Kementerian Pertahanan seharusnya tidak lagi terlibat dalam proyek-proyek seperti food estate yang secara alami berada dalam domain Kementerian Pertanian. 


Pemisahan peran dan tanggung jawab yang jelas akan membantu menciptakan kebijakan yang lebih terfokus dan efektif.


Lebih dari itu, perlindungan lingkungan dan hak masyarakat adat harus menjadi prioritas utama dalam kebijakan pembangunan. 
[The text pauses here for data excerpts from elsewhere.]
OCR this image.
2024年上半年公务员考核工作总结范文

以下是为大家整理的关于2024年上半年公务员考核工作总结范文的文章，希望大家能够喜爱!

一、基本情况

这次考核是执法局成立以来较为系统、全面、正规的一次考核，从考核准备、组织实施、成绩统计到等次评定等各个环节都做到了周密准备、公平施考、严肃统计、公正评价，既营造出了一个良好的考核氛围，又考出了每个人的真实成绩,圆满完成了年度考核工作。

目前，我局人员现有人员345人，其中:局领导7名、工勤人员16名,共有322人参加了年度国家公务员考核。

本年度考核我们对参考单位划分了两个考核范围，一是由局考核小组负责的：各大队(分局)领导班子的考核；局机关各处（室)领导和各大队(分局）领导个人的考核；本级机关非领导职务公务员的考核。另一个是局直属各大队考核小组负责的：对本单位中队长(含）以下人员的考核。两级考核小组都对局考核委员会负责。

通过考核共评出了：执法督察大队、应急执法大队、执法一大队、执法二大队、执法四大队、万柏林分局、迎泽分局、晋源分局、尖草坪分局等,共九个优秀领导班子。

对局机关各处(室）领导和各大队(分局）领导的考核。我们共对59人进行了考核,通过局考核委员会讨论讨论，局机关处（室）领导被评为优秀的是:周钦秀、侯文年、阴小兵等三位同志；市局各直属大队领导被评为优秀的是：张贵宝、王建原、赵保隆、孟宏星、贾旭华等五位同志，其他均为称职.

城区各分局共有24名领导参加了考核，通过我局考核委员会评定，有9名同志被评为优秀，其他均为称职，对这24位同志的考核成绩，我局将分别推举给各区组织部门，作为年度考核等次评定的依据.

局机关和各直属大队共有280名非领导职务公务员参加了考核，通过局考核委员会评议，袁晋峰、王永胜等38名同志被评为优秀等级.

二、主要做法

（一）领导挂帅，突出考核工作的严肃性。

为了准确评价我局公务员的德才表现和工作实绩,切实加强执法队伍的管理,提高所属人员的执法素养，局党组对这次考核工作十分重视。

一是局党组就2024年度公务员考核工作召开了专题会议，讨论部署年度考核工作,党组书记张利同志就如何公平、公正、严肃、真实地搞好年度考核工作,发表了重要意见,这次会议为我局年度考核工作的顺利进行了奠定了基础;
Hutan dan lahan adat bukan sekadar sumber daya ekonomi, tetapi juga merupakan bagian integral dari kehidupan masyarakat lokal. 


Tanpa menjaga keseimbangan ekosistem dan menghormati hak-hak masyarakat, proyek sebesar apa pun hanya akan berakhir dengan kegagalan.


Kesimpulan: Membutuhkan Kepemimpinan yang Bijak


Jika Prabowo menjadi Presiden, ia harus memastikan bahwa pelajaran dari proyek food estate tidak dilupakan. 


Ketahanan pangan memang penting, tetapi cara mencapainya harus mempertimbangkan kelestarian lingkungan dan hak-hak masyarakat adat. 


Kementerian yang tepat harus diberdayakan untuk menangani isu-isu yang berada dalam lingkup kompetensinya, dan keputusan yang menyangkut masa depan hutan dan masyarakat adat harus melibatkan mereka sebagai pemangku kepentingan utama.


Hutan yang habis dan tujuan proyek yang gagal hanya akan memperburuk keadaan negara. 


Sebagai pemimpin yang akan memimpin Indonesia ke depan, Prabowo harus lebih bijak dan adil dalam mengambil keputusan, agar kesalahan serupa tidak terulang kembali.